Si Maman(s) était très fortement autobiographique, Mignonnes est avant tout le fruit des longues et intensives recherches de Maïmouna Doucouré sur son sujet, à savoir l’influence de l’hypersexualisation de la société sur les très jeunes filles, en particulier celles provenant des quartiers populaires. En effet, le point de départ de l’idée du film vient d’un spectacle de danse auquel la réalisatrice a assisté, dans lequel des pré-adolescentes interprétaient des danses particulièrement suggestives. Tellement choquée par ce qu’elle a vu, elle a décidé d’en faire un film, après un an et demi de recherches et de conversations avec des jeunes filles, afin de mieux les comprendre.
Avec Mignonnes, Maïmouna Doucouré ne réussit que trop bien à transmettre le choc qu’elle a eu elle- même aux spectateurs du film : les danses et poses suggestives, interprétées par des enfants d’une dizaine d’années, sont particulièrement difficiles à supporter, tout comme la montée en violence de la protagoniste Amy. Interprétée avec une maturité presque inquiétante par Fathia Youssouf, ce personnage représente
avec précision la volonté de reconnaissance, d’intégration et de popularité de toute une génération nourrie aux réseaux sociaux, avide de « likes » et de vues, parfois prête à tout pour gagner en visibilité aux yeux du monde.
Loin d’une volonté de juger cette Amy et ses acolytes, Maïmouna Doucouré nous interroge sur la responsabilité de la société et des adultes qui entourent ces jeunes filles entre deux âges. Plutôt que de les blâmer pour leurs choix et leurs comportements, elle remet en question les outils mis à leur disposition pour se construire, et met en avant le contexte particulièrement difficile dans lequel elles évoluent. Ainsi, la très jeune Amy, étouffée par les traditions et la religion imposées par sa mère et plus particulièrement par le personnage de la tante, jouée avec beaucoup de froideur et d’autorité par Mbissine Thérèse Diop (actrice de renom au Sénégal), trouve dans ce groupe de danse son unique fenêtre vers la joie, l’amitié et la reconnaissance qu’elle ne peut trouver ailleurs.
La figure du père, qui brille par son absence, contribue également largement à ce terrible manque de repères et pousse la jeune Amy à vouloir (ou devoir) se comporter comme une adulte. Cette volonté de vouloir « faire comme les grands » se manifeste dans la mise en scène de Maïmouna Doucouré, qui choisit de placer les adultes et les enfants sur le même plan, à la même hauteur.
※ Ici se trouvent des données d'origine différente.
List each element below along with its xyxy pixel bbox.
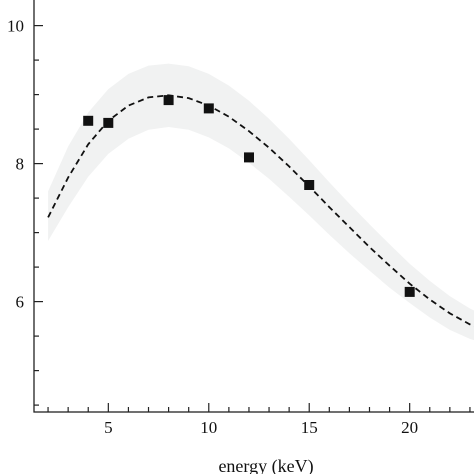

Pour aller plus loin, elle ose les gros plans sur les fesses des jeunes danseuses, exactement de la même manière qu’on pourrait le voir dans un clip moderne avec des danseuses adultes. En dehors des scènes de danse, la mise en scène est brute, dépouillée, adoptant le point de vue des enfants pour être au plus près des personnages et témoigner d’une triste réalité. Car ces « Mignonnes » ne sont pas fictives, il en existe malheureusement beaucoup : lors de l’avant-première, une CPE de collège atteste de la justesse et du réalisme saisissant de la peinture de cette génération.
Ainsi, en abordant un sujet de société aussi fort et aussi choquant (une psychologue était même présente sur le tournage afin d’aider les jeunes actrices à se dissocier de leurs personnages), le film va sans nul doute diviser et faire parler, ce qui est le but de la cinéaste, dans l’idée de faire avancer les choses. Il constitue également une belle réflexion sur le passage de l’enfance à l’adolescence, en particulier pour une jeune fille, qui en proie à la métamorphose de son corps et en l’absence de modèles et repères, doit apprendre à trouver sa place et se construire son identité propre.